/ 15 January 2007

Unliked, unlikeable and unavailable

If Ronald “Ron the Con” Suresh Roberts had any spine in him, he’d have been present in court when Judge Leslie Weinkove threw as much of the book at him as he could during the Roberts defamation case against the Sunday Times. Instead, according to his lawyers, he was unavailable, maybe even out of the country.

The brattish Ron must have smelled a rat. Justice, he assumed, was not about to be done. And, as the judge said, the snooty ex-Trinidadian makes the rules wherever he goes, including telling dispensers of justice what fines and prison terms they should impose on anyone who speaks out against Mr Ronald Suresh Roberts. So he performed his final act of arrogance (for now, anyway) and didn’t even come to hear judgement passed against him.

Just as well for him. The judge was almost more scathing about the permanently pouting Caribbean clown than the original article that the litigious “West Indian carpetbagger” had sought to claim damages for. In a word, he didn’t come out smelling too good.

Not that I’ve got anything against the man personally. He might well have defamed me in his own right for being “Nadine Gordimer’s media minder” in No Cold Kitchen, his trashy, badly constructed, unauthorised biography of the Nobel laureate. He may have got himself all confused with my role as an employee of the Market Theatre and the later invasion of that space by the pseudo-African Moyo restaurant chain. He may have said all sorts of other things about me and gotten his knickers in a twist for no clear reason in the process. But I have no reason to be vindictive about him.

The fact that he has lost this claim for defamation against the Sunday Times in no lesser place than the Cape High Court (Mr Roberts never aims low) says as much about him as it does about his sponsors in the new South Africa.

The offending piece in the newspaper was called “The Unlikeable Mr Roberts” and was subtitled “The carpetbagger in the Presidency”. (A “carpetbagger” is described in the dictionary as someone who seeks influence and advancement in a place where he (or she) has no natural constituency. Not a bad description for Ron the Con.)

The question is, has he used his legendary arrogance and, in the words of the judge, his “grandiose sense of self-importance” to persuade people in high places in this chaotic South Africa of ours to like and trust him, unlikeable as he is even the first time you see him from a distance?

There are allegedly documents sitting around that show that someone very, very high up indeed quietly made a deal with Absa bank to pay this Roberts a substantial sum, running to seven figures, to use as much time as he needed to write the official biography of President Thabo Mbeki. (This in the wake of other biographies, published or pending, that have not been regarded as totally flattering.) Other reports have told us that the man has been given unrestricted access to presidential documents and intimacies, and might even have his own private office at the Union Buildings.

Carpetbagger indeed.
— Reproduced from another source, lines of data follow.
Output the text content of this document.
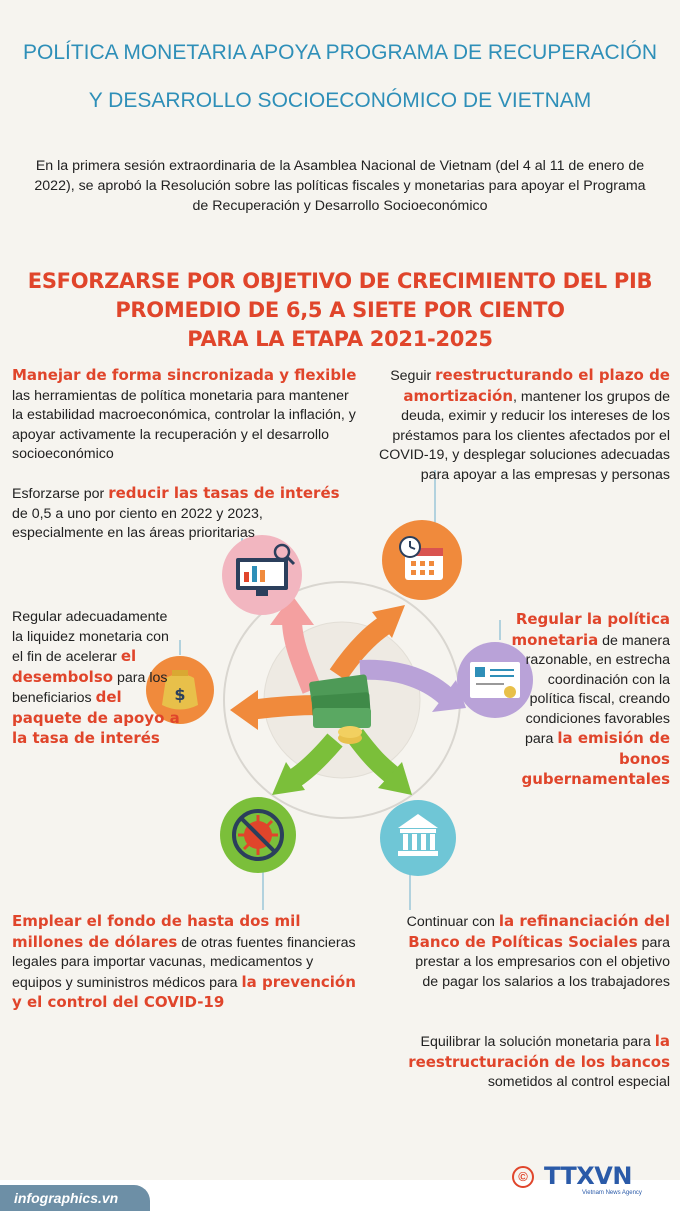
POLÍTICA MONETARIA APOYA PROGRAMA DE RECUPERACIÓN
Y DESARROLLO SOCIOECONÓMICO DE VIETNAM
En la primera sesión extraordinaria de la Asamblea Nacional de Vietnam (del 4 al 11 de enero de 2022), se aprobó la Resolución sobre las políticas fiscales y monetarias para apoyar el Programa de Recuperación y Desarrollo Socioeconómico
ESFORZARSE POR OBJETIVO DE CRECIMIENTO DEL PIB
PROMEDIO DE 6,5 A SIETE POR CIENTO
PARA LA ETAPA 2021-2025
$
Manejar de forma sincronizada y flexible las herramientas de política monetaria para mantener la estabilidad macroeconómica, controlar la inflación, y apoyar activamente la recuperación y el desarrollo socioeconómico
Esforzarse por reducir las tasas de interés de 0,5 a uno por ciento en 2022 y 2023, especialmente en las áreas prioritarias
Seguir reestructurando el plazo de amortización, mantener los grupos de deuda, eximir y reducir los intereses de los préstamos para los clientes afectados por el COVID-19, y desplegar soluciones adecuadas para apoyar a las empresas y personas
Regular adecuadamente la liquidez monetaria con el fin de acelerar el desembolso para los beneficiarios del paquete de apoyo a la tasa de interés
Regular la política monetaria de manera razonable, en estrecha coordinación con la política fiscal, creando condiciones favorables para la emisión de bonos gubernamentales
Emplear el fondo de hasta dos mil millones de dólares de otras fuentes financieras legales para importar vacunas, medicamentos y equipos y suministros médicos para la prevención y el control del COVID-19
Continuar con la refinanciación del Banco de Políticas Sociales para prestar a los empresarios con el objetivo de pagar los salarios a los trabajadores
Equilibrar la solución monetaria para la reestructuración de los bancos sometidos al control especial
infographics.vn
© TTXVN
Vietnam News Agency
What’s it got to do with him? Why would the most noble of the land want such an untalented character with no charisma, no social skills and no background to the story to be the official chronicler of the president? Something is seriously out of place here and, as usual, we are not being given any information.

The suggestion is that there is no one in the country good enough to do the job. This smacks, does it not, of the old apartheid days, when Verwoerd and his gang of followers announced loud and clear that no native was good enough to so much as clean their boots — well, maybe clean the boots and wipe the bum, but not much further.

Which reminds me: it’s a long time since we heard anything about the Native Club, that self-appointed think tank that supposedly engaged, behind closed doors, with the most pressing issues relating to the formerly disadvantaged and was there to advise the president on the best way forward. It would not surprise me in the slightest to learn that Ronald Suresh Roberts was an honorary member, if not a leading light, in its deliberations.

So what have we here? The judge, in throwing out Roberts’s ridiculous defamation suit, described him as “vindictive and venomous”. Many people who have had the misfortune of crossing this particularly unsavoury individual’s path would call this an understatement, but a judge does have to use reasonably polite language.

Nevertheless, it is something of a landmark that the judge used so many colourful adjectives to describe just how odious he found the missing plaintiff to be. “I found [him] to be evasive, argumentative and an opportunistic witness … He was unconvincing, and his evidence was shown to be contradictory.” These words about a man who is proud to present himself as one of the finest legal minds on the planet, trained at Oxford and Harvard.

The bottom line for Roberts, who has gone into litigation in this country against numberless unsuspecting persons, be they natives or long-term settlers, is that his petulant reputation is being constantly attacked.

The judge had the last word: “I consider that any harm done to the plaintiff’s reputation was self-inflicted.”

The Bench has spoken. Roberts, unable to take it like he gives it, has taken the gap.

As I say, I have nothing personal against the guy. BUT IT’S PARTY TIME THIS WEEKEND!